Soutenance de thèse : Decoding chaos : a cryo-EM walk through Physarum polycephalum heterogeneous cell extracts

Localisation

Salle des séminaires IBS

Par Eymeline Pageot (IBS/Groupe Imagerie microscopique d’assemblages complexes)

Cryo-electron microscopy (cryo-EM) has become a central method in structural biology for determining high-resolution structures of macromolecular assemblies. However, most cryo-EM studies still rely on highly purified samples, which limits the range of biological systems that can be investigated. In recent years, the analysis of cell extracts by single particle cryo-EM has emerged as an alternative strategy to explore the structural diversity of cellular proteins directly from complex mixtures. Despite its potential, this approach remains technically challenging due to the high level of heterogeneity present in such samples and the difficulty of identifying proteins without complementary techniques such as mass spectrometry.

The work presented in this thesis investigates the feasibility of using cryo-EM as a primary discovery tool to determine and identify protein structures directly from fractionated cell extracts. The study focuses on the plasmodial slime mould Physarum polycephalum, a non-model eukaryotic organism whose structural proteome is largely unexplored. In contrast to most previous studies in the field, protein identification relied solely on structural information derived from cryo-EM reconstructions.

Cell extracts from P. polycephalum were fractionated using biochemical separation methods and analysed by cryo-EM. Because such samples contain a wide range of proteins with different sizes, shapes, and abundances, dedicated image processing strategies were developed to address the challenges posed by particle heterogeneity and flexibility. Particular attention was given to 2D classification, particle sorting, and iterative particle picking strategies to improve the recovery of multiple particle orientations and increase the number of particles contributing to 3D reconstructions.

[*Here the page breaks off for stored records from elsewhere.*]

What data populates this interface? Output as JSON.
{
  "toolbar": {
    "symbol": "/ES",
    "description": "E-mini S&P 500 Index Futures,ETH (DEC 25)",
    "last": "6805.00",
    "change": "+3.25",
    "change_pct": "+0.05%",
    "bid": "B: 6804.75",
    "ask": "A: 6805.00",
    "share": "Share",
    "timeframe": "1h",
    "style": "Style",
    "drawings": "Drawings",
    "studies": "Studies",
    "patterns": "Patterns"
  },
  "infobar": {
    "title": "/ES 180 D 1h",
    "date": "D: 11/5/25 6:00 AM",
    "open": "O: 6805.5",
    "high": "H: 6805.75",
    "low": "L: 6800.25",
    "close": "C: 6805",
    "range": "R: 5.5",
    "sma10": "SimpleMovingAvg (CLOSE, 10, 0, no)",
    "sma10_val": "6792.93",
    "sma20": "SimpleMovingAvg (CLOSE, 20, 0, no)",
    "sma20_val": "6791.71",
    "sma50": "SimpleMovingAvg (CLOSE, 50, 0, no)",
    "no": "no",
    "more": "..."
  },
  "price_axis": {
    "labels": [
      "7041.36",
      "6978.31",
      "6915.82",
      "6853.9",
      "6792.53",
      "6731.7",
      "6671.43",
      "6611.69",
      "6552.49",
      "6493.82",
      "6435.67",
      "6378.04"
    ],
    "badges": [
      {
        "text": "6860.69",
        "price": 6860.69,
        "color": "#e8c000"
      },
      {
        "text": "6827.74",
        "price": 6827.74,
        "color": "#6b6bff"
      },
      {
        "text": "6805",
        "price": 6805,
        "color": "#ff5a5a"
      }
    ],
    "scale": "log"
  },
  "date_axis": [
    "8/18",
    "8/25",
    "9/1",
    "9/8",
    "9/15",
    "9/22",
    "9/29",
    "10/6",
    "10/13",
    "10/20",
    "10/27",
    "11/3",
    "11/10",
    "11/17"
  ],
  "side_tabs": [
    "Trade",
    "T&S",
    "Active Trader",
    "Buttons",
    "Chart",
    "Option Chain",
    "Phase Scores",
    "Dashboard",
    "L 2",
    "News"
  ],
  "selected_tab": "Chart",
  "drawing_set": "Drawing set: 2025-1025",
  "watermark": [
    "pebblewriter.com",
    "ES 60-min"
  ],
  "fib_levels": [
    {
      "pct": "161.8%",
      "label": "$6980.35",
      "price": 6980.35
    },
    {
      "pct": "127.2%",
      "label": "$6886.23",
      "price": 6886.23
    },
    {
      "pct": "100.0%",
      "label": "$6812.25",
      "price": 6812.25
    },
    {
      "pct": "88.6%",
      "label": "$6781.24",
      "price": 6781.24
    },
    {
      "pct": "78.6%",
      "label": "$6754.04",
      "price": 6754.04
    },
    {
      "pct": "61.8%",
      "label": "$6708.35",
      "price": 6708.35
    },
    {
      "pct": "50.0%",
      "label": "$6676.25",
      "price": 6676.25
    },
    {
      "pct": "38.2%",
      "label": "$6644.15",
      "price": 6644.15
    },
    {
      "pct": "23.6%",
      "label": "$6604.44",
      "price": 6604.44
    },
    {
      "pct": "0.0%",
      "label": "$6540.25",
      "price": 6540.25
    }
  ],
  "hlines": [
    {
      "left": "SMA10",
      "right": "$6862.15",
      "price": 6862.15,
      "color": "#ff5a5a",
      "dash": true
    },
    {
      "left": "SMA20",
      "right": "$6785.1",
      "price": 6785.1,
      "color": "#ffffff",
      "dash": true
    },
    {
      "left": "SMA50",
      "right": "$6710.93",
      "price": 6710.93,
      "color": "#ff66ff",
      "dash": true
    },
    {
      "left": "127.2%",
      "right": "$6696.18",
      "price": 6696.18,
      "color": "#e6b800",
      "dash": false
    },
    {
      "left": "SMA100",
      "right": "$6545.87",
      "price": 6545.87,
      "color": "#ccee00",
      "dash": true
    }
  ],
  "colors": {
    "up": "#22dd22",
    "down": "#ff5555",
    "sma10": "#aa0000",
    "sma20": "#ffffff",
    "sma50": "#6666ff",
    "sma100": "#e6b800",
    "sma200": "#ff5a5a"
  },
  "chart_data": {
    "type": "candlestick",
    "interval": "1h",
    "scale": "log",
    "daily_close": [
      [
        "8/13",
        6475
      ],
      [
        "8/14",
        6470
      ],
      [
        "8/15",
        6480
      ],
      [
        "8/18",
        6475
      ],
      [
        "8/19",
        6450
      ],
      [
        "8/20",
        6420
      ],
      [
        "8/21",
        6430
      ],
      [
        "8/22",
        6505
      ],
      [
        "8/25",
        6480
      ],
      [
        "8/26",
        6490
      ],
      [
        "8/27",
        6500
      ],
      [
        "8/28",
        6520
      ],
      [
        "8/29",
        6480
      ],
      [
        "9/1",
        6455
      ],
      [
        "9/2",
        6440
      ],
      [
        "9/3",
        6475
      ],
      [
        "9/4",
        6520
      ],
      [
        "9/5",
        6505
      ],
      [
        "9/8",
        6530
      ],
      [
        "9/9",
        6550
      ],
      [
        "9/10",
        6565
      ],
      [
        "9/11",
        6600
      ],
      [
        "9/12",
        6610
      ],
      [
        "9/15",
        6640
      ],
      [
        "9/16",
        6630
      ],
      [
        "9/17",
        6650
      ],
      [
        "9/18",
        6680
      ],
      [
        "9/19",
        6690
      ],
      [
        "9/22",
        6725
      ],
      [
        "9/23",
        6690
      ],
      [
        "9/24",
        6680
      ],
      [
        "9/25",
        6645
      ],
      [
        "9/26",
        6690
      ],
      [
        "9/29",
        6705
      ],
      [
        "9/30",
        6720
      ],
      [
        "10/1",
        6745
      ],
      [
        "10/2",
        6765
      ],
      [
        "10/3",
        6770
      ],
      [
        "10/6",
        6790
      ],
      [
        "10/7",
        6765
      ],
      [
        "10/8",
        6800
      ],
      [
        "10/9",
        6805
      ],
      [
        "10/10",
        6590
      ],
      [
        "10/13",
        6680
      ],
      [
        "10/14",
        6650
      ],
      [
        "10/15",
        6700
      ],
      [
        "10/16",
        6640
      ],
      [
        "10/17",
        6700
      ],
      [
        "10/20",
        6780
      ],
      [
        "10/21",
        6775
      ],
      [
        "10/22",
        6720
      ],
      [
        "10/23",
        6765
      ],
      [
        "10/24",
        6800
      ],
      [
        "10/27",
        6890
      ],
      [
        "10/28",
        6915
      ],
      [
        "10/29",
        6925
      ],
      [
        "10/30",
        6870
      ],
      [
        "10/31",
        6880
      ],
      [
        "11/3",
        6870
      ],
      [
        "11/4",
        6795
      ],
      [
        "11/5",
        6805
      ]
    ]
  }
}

Using these approaches, fourteen macromolecular assemblies were identified and solved directly from the heterogeneous samples. In cases where the cryo-EM maps reached sufficient resolution, atomic models could be built ab initio. For lower-resolution structures, identification relied on structural comparison with known protein folds and structures predicted by generative tools. This work demonstrates that protein identity and putative function can be inferred directly from the structural information, opening the possibility of structure-based genome annotation in poorly characterised organisms.

Beyond the individual structures determined in this study, this work also outlines the methodological challenges associated with large-scale structural exploration of complex biological mixtures. The largely manual nature of several steps in the workflow currently limits the throughput of the approach. Strategies to automate key stages of the pipeline, including particle classification, initial model generation, and structural identification, are therefore discussed as important directions for future development.

Finally, this work highlights the importance of community-driven analysis and open data sharing for the continued development of large-scale structural exploration approaches. Making both the raw cryo-EM data and the solved structures publicly available enables other researchers to further investigate the dataset, potentially identifying additional structures and improving the analysis using new computational methods, as well as enabling the development of the methods themselves. In the longer term, combining such "shotgun" cryo-EM approaches with advances in computational modelling and high-throughput data analysis may contribute to the systematic structural characterisation of cellular proteomes.